In the fall of 2022, the Social Projects Support Fund commissioned the development of a model for evaluating the impact of social entrepreneurship projects. An expert group of the model authors from the Positive Changes Factory, the Gladway Foundation, and other organizations suggested including an “economic sustainability” component alongside “social impact” and “relevance of the problem addressed.” Ten social enterprises participated in testing the model. In this material, we will present the essence of the evaluation of economic sustainability of the projects proposed under the model developed, and why its methodology can aid in making the right decisions.
Elena Avramenko
Social entrepreneurship should ideally be a harmonious union between an effective solution to an important social problem and a sustainable business model. An organization can only manage change and make a positive impact on the society if it has constant and reliable financial resources. In light of this, financial analysis of your commercial activities is an important components of success. By looking at the dynamics of financial performance from year to year, a company can understand the strengths and weaknesses of its management, and therefore can plan and improve performance over time. That is why the experts decided to add an economic sustainability indicator to the model being developed.
The need to evaluate economic sustainability and financial performance of a social enterprise is evidenced by the success stories of Western companies offering social impact consultancy services (see Figure 1). For example, JBJ Consult (Switzerland) provides evaluation of profitability, self-sufficiency, return on investment and other financial indicators, making sure their clients’ businesses yield both financial and social return. Another example is the Monitor Institute by Deloitte, which works with social impact organizations to improve their impact and managerial performance, and to optimize resource utilization.
Figure 1. The Use of Economic Indicators in Evaluating Social Entrepreneurship in Western Countries (Based on Evolution & Philanthropy Research Organization)

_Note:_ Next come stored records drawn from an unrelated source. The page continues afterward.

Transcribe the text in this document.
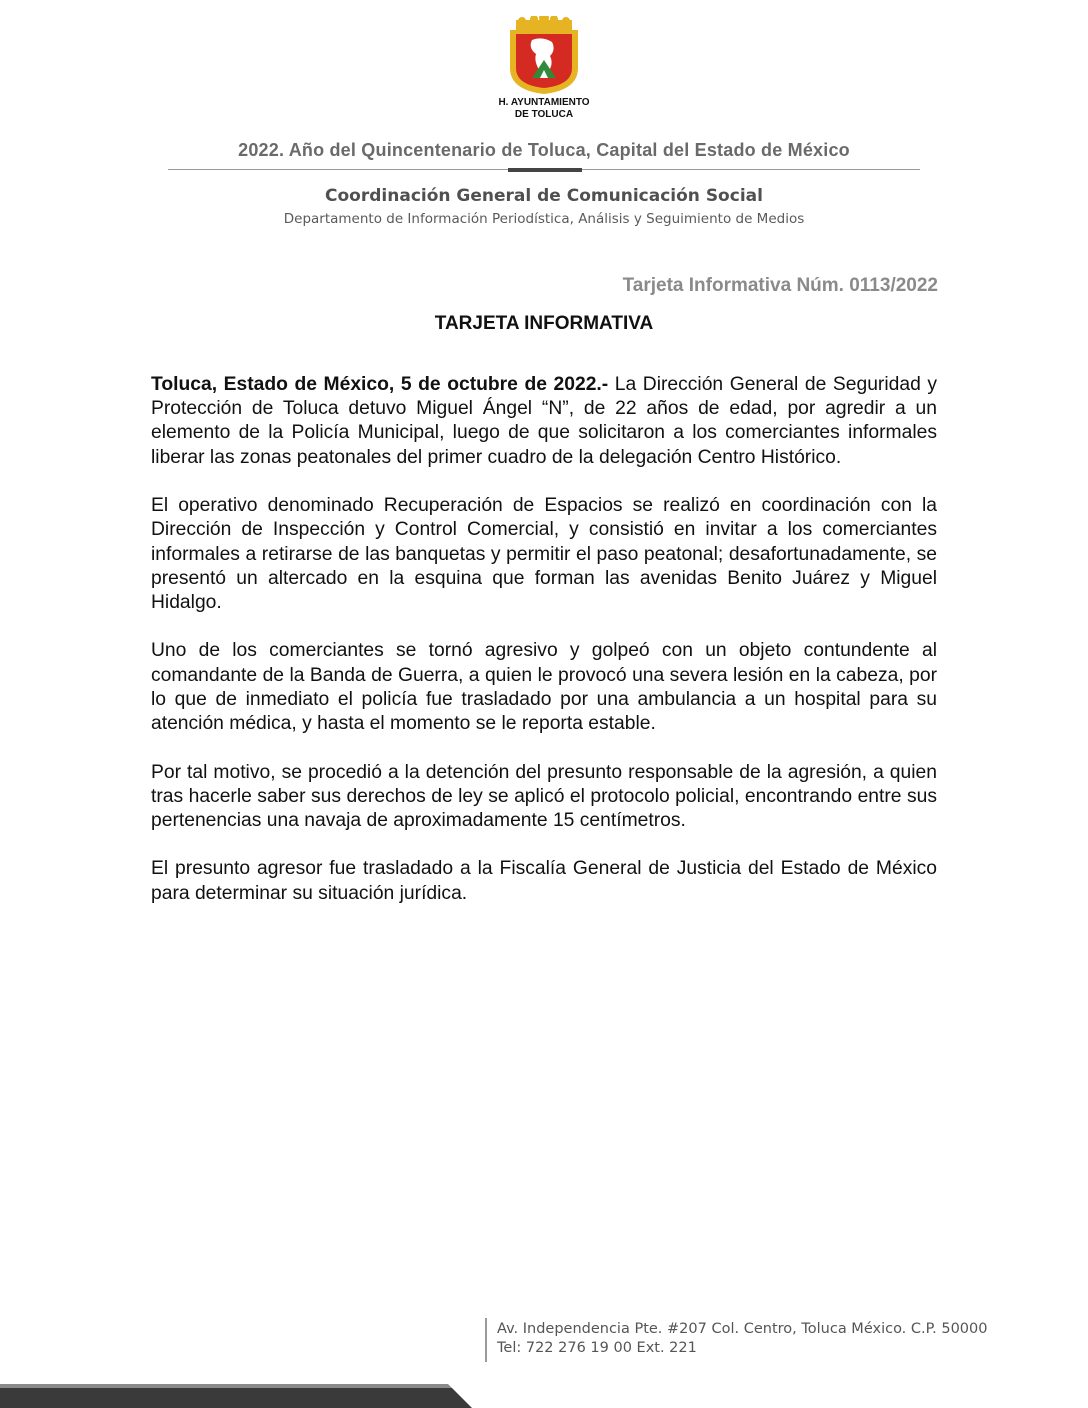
H. AYUNTAMIENTO
DE TOLUCA
2022. Año del Quincentenario de Toluca, Capital del Estado de México
Coordinación General de Comunicación Social
Departamento de Información Periodística, Análisis y Seguimiento de Medios
Tarjeta Informativa Núm. 0113/2022
TARJETA INFORMATIVA

Toluca, Estado de México, 5 de octubre de 2022.- La Dirección General de Seguridad y Protección de Toluca detuvo Miguel Ángel “N”, de 22 años de edad, por agredir a un elemento de la Policía Municipal, luego de que solicitaron a los comerciantes informales liberar las zonas peatonales del primer cuadro de la delegación Centro Histórico.

El operativo denominado Recuperación de Espacios se realizó en coordinación con la Dirección de Inspección y Control Comercial, y consistió en invitar a los comerciantes informales a retirarse de las banquetas y permitir el paso peatonal; desafortunadamente, se presentó un altercado en la esquina que forman las avenidas Benito Juárez y Miguel Hidalgo.

Uno de los comerciantes se tornó agresivo y golpeó con un objeto contundente al comandante de la Banda de Guerra, a quien le provocó una severa lesión en la cabeza, por lo que de inmediato el policía fue trasladado por una ambulancia a un hospital para su atención médica, y hasta el momento se le reporta estable.

Por tal motivo, se procedió a la detención del presunto responsable de la agresión, a quien tras hacerle saber sus derechos de ley se aplicó el protocolo policial, encontrando entre sus pertenencias una navaja de aproximadamente 15 centímetros.

El presunto agresor fue trasladado a la Fiscalía General de Justicia del Estado de México para determinar su situación jurídica.

Av. Independencia Pte. #207 Col. Centro, Toluca México. C.P. 50000
Tel: 722 276 19 00 Ext. 221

1The economic stability indicator formula is based on the principle of accessibility and unambiguity of the data used: when compiling the evaluation model, the authors indicated specific locations in the accounting balance sheet where the respective indicators can be obtained. Therefore, it is no longer necessary to describe the economic component in terms of risks and in the context of investment, as suggested by SROI and IMP methodologies. These methodologies require using not just accounting, but econometric analysis methods, which may not be available to a wide range of social entrepreneurs. The scale and scope of most social entrepreneurship projects does not require hiring an expert in computational methods in economics and/or the social sciences.

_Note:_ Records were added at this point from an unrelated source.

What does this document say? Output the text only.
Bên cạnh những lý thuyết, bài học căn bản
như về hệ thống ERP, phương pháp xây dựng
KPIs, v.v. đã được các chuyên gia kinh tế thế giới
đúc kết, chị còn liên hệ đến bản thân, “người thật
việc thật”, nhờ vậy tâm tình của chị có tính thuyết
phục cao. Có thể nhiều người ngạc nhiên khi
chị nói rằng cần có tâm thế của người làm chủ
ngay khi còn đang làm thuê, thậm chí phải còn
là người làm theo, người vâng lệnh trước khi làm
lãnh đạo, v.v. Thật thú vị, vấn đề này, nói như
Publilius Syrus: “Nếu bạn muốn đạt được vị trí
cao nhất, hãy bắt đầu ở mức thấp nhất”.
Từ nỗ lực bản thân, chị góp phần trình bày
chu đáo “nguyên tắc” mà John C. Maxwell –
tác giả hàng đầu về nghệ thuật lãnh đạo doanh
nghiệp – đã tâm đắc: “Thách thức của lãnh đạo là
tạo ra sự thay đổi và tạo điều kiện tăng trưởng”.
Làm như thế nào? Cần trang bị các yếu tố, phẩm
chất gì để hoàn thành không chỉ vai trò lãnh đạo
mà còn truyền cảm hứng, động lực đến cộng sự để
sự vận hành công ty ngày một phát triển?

That is why easily accessible indicators were chosen for this model, which reflect the economic effectiveness component of the social enterprise, and which every enterprise can calculate without going too deep into complex analysis methods.[34]
The proposed evaluation of the organization’s financial condition uses such ratios as current liquidity, financial sustainability and return on sales, based on figures that can be found in the standard accounting statements.
1. Current liquidity shows whether the organization has enough working capital to cover its current liabilities as they fall due.
2. Financial sustainability shows the degree of the organization’s dependence on external funding and helps predict its solvency in the long run.
3. Return on sales is a comprehensive measure of the efficiency of material, labor and monetary resources utilization. A decrease in this figure means either a decrease in sales or inefficiency of economic activity.